QR Code Resurgence

January 2022

The pandemic has resurrected interest in QR – Quick Response – codes.  These are those sophisticated square bar codes seen on print material.  When scanned with a smartphone a website url appears in your browser.

Restaurants have found it easier to provide a QR code on the table in place of a menu or to present daily specials that previously would be printed on a chalkboard.  Another QR code may link directly to a COVID-19 screening questionnaire guests must complete before being admitted to the restaurant.  The system works so well that many may not go back to printed menus once the pandemic is over.

QR codes were initially developed in the 1990s for the automotive industry.  Toyota’s Denso Wave subsidiary was asked by manufacturers to develop scanners that could read bar codes more quickly.  At the time bar codes could store only 20 alphabetical characters and workers were required to scan up to 1,000 per day.  QR codes made it more efficient to track vehicles and parts during manufacturing.  They improved efficiency by a factor of ten and ended up being used for inventory management and shipment tracking.

Film distributors utilized QR codes on posters that linked to movie trailers.  They were promoted by BlackBerry as a way for users to quickly add each other as contacts on its messaging service.

Today’s smartphones are more sophisticated and scanning a QR code is identical to taking a picture.  Point your phone at the QR code, wait for your phone to recognize the image, and click or follow instructions.  Up pops a url or a message asking if you want to go to the website.  (Older mobile phones may require use of QR Reader which is included or can be downloaded.)  With people wanting to avoid handling paper, pens, forms and other electronic devices during the pandemic, QR codes present a simple solution.
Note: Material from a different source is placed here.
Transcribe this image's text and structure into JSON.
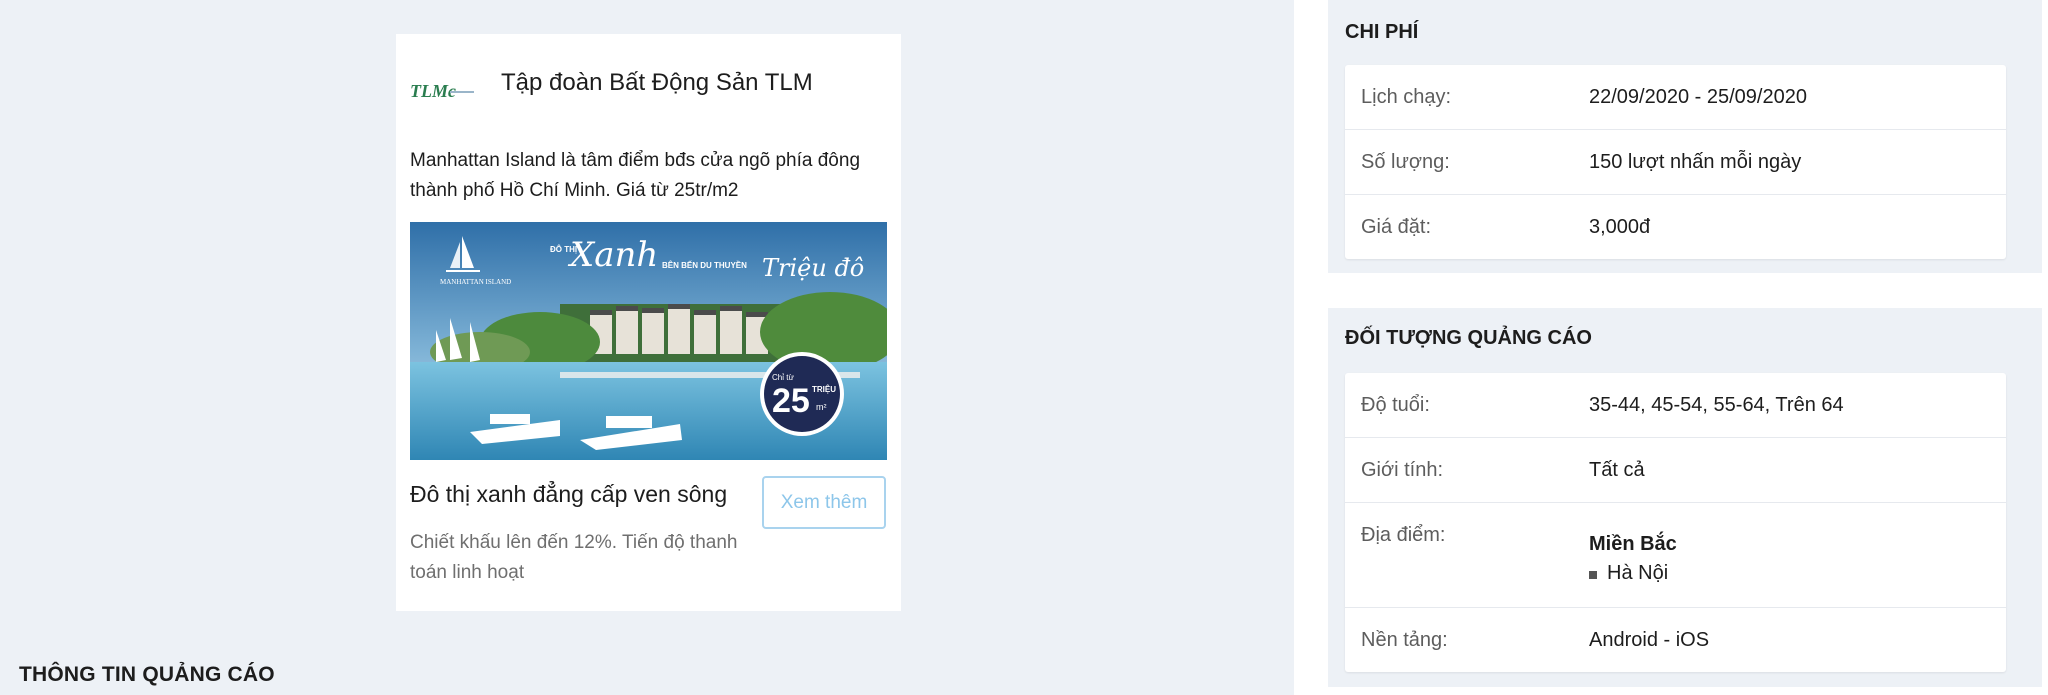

To test your smartphone’s QR Code scanning ability, try scanning the QR Code alongside the title of this article.  If all goes well, your smartphone browser should automatically open to the Toronto Condo News website.

Condominium communities can utilize QR codes.  Many materials are posted electronically for residents and owners.  This can include Annual General Meeting information, financial statements and updated rules or procedures.  All are typically large documents that are expensive to print and distribute, and which cannot be posted in an elevator or lobby.  It is a simple process to prepare a single page or notice with a large headline drawing attention to an important matter and including a QR code.  Anyone in the elevator can scan the QR code with their smartphone and read the information at their convenience.  QR code generators are accessible for free on the internet and allow codes to be created in less than two minutes.

QR codes are an elegant solution to providing information without dealing with long or cumbersome urls that are difficult to reproduce.